Jean alzó las cejas como si le diera igual.

– Os mataré por esto, lo juro -dijo Rodrigo.

– Dejaos de bravatas. Estoy cansado. Ah, y haced memoria sobre el paradero del libro de notas de Tomás.

Lorena Saint Claire

A Rodrigo le costó mucho trabajo conciliar el sueño. Tuvo pesadillas de nuevo, veía a Aurora, a Beatrice, a Tomás, a su madre… todos estaban en el infierno y alzaban las manos para que él los salvara. El chirrido de la reja que se abría lo hizo despertar de un salto.

– Tranquilo -dijo una voz de mujer-. Quiero hablar con él a solas.

Era Lorena.

– ¿Qué hacéis aquí?

– No estáis en condiciones de preguntar.

– Cierto.

– Vengo a hablar con vos -dijo ella con un tono muy dulce-. No quiero que sufráis, hacedme caso. Si dijerais dónde se oculta el libro…

– ¿Es eso lo que os trae aquí? Os envían para sonsacarme.

– Eso y vos…

La joven le acarició la cara.

– No sé dónde está.

Lorena Saint Claire le dio una sonora bofetada.

– ¡Maldito hijo de puta! -exclamó.

– Vaya, ¿es esta que veo la verdadera Lorena Saint Claire?

– No tenéis ni idea de quién soy. Pobre imbécil.

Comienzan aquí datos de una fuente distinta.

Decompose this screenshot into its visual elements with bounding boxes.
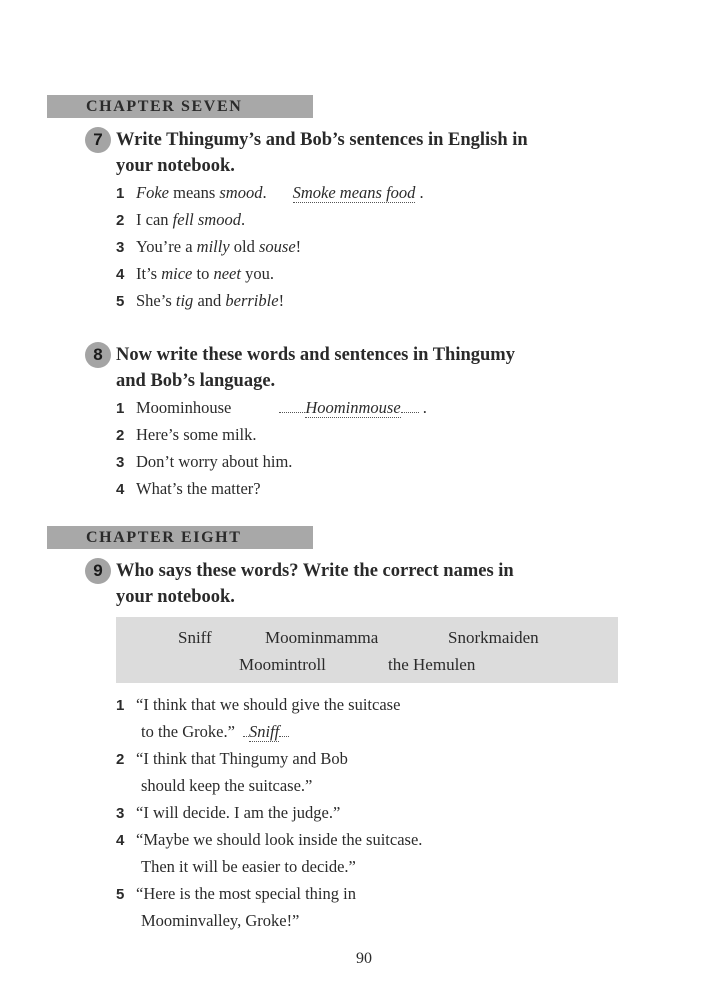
name-box [116,617,618,683]
exercise-7-number: 7 [85,127,111,153]
item-text: “I will decide. I am the judge.” [136,803,341,822]
item-italic: mice [161,264,193,283]
page-number: 90 [356,950,372,967]
item-text: . [262,183,267,202]
item-text: “I think that we should give the suitcase [136,695,401,714]
item-number: 5 [116,886,125,903]
item-text: . [240,210,246,229]
item-period: . [418,398,427,417]
answer-blank [279,736,289,737]
item-number: 4 [116,832,125,849]
example-answer: Hoominmouse [305,398,401,417]
exercise-8-item-1 [116,395,427,422]
name-option: Moominmamma [265,628,379,647]
exercise-8-number: 8 [85,342,111,368]
exercise-7-item-1 [116,180,424,207]
exercise-7-item-5 [116,288,284,315]
item-number: 2 [116,751,125,768]
exercise-9-heading-line1: Who says these words? Write the correct names in [116,561,514,581]
item-number: 3 [116,805,125,822]
item-text: “I think that Thingumy and Bob [136,749,348,768]
item-number: 5 [116,293,125,310]
name-option: Sniff [178,628,212,647]
item-number: 4 [116,481,125,498]
exercise-8-heading [116,342,616,394]
chapter-eight-heading: CHAPTER EIGHT [47,526,313,549]
item-text: It’s [136,264,162,283]
exercise-8-item-3 [116,449,292,476]
item-number: 1 [116,400,125,417]
item-text: you. [240,264,274,283]
item-text: “Maybe we should look inside the suitcase. [136,830,423,849]
exercise-7-heading [116,127,616,179]
item-text: “Here is the most special thing in [136,884,356,903]
item-italic: berrible [225,291,279,310]
item-text: Moominhouse [136,398,232,417]
exercise-9-item-5-cont: Moominvalley, Groke!” [141,911,300,930]
item-text: to [192,264,214,283]
item-text: I can [136,210,173,229]
example-answer: Sniff [248,722,280,741]
item-italic: Foke [136,183,169,202]
exercise-7-item-4 [116,261,274,288]
exercise-8-heading-line1: Now write these words and sentences in Thingumy [116,345,515,365]
exercise-9-item-5 [116,881,356,908]
item-text: Don’t worry about him. [136,452,293,471]
item-text: ! [295,237,302,256]
item-number: 2 [116,427,125,444]
item-number: 1 [116,185,125,202]
exercise-9-item-2 [116,746,348,773]
item-text: She’s [136,291,176,310]
exercise-7-heading-line1: Write Thingumy’s and Bob’s sentences in English in [116,130,528,150]
exercise-9-number: 9 [85,558,111,584]
exercise-7-item-2 [116,207,245,234]
answer-blank [279,412,305,413]
item-italic: souse [259,237,296,256]
item-number: 4 [116,266,125,283]
exercise-7-heading-line2: your notebook. [116,156,235,176]
exercise-8-item-4 [116,476,261,503]
item-text: means [168,183,220,202]
item-text: Here’s some milk. [136,425,257,444]
item-text: You’re a [136,237,197,256]
example-answer: Smoke means food [292,183,416,202]
item-text: What’s the matter? [136,479,261,498]
exercise-9-heading-line2: your notebook. [116,587,235,607]
exercise-7-item-3 [116,234,301,261]
item-number: 3 [116,454,125,471]
item-italic: neet [213,264,241,283]
exercise-9-item-2-cont: should keep the suitcase.” [141,776,313,795]
exercise-9-heading [116,558,616,610]
exercise-8-heading-line2: and Bob’s language. [116,371,276,391]
exercise-9-item-4-cont: Then it will be easier to decide.” [141,857,356,876]
exercise-8-item-2 [116,422,257,449]
name-option: Moomintroll [239,655,326,674]
exercise-9-item-3 [116,800,340,827]
item-number: 1 [116,697,125,714]
item-text: ! [278,291,285,310]
chapter-seven-heading: CHAPTER SEVEN [47,95,313,118]
item-italic: milly [196,237,230,256]
item-italic: fell smood [172,210,241,229]
name-option: the Hemulen [388,655,476,674]
item-number: 2 [116,212,125,229]
exercise-9-item-1 [116,692,400,719]
exercise-9-item-1-cont [141,719,289,745]
item-period: . [415,183,424,202]
item-italic: smood [219,183,263,202]
item-number: 3 [116,239,125,256]
answer-blank [401,412,419,413]
exercise-9-item-4 [116,827,422,854]
item-text: old [229,237,259,256]
name-option: Snorkmaiden [448,628,539,647]
item-italic: tig [175,291,194,310]
item-text: and [193,291,226,310]
item-text: to the Groke.” [141,722,235,741]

– Así que todo era una farsa.

– ¿Acaso pensáis que es la primera vez que lo hago? Los hombres sois verdaderamente manejables gracias a vuestra lujuria. No pensáis con la cabeza, lo hacéis con el vientre.

– Ya, y yo era peligroso…

– En efecto, sabíamos que los mandamases del proyecto querían eliminar a mi hermano. No podían hacerlo en la Grande Tour de París, eso hubiera provocado un cisma sin precedentes. Así que resolvieron realizar la pantomima de traerlo de vuelta a casa para que luego vos lo mataseis. Os tenía que vigilar de cerca. Por eso os seduje. -Rodrigo sonrió amargamente-. Sólo lo hice por obligación. No podía permitir que eliminarais a mi hermano.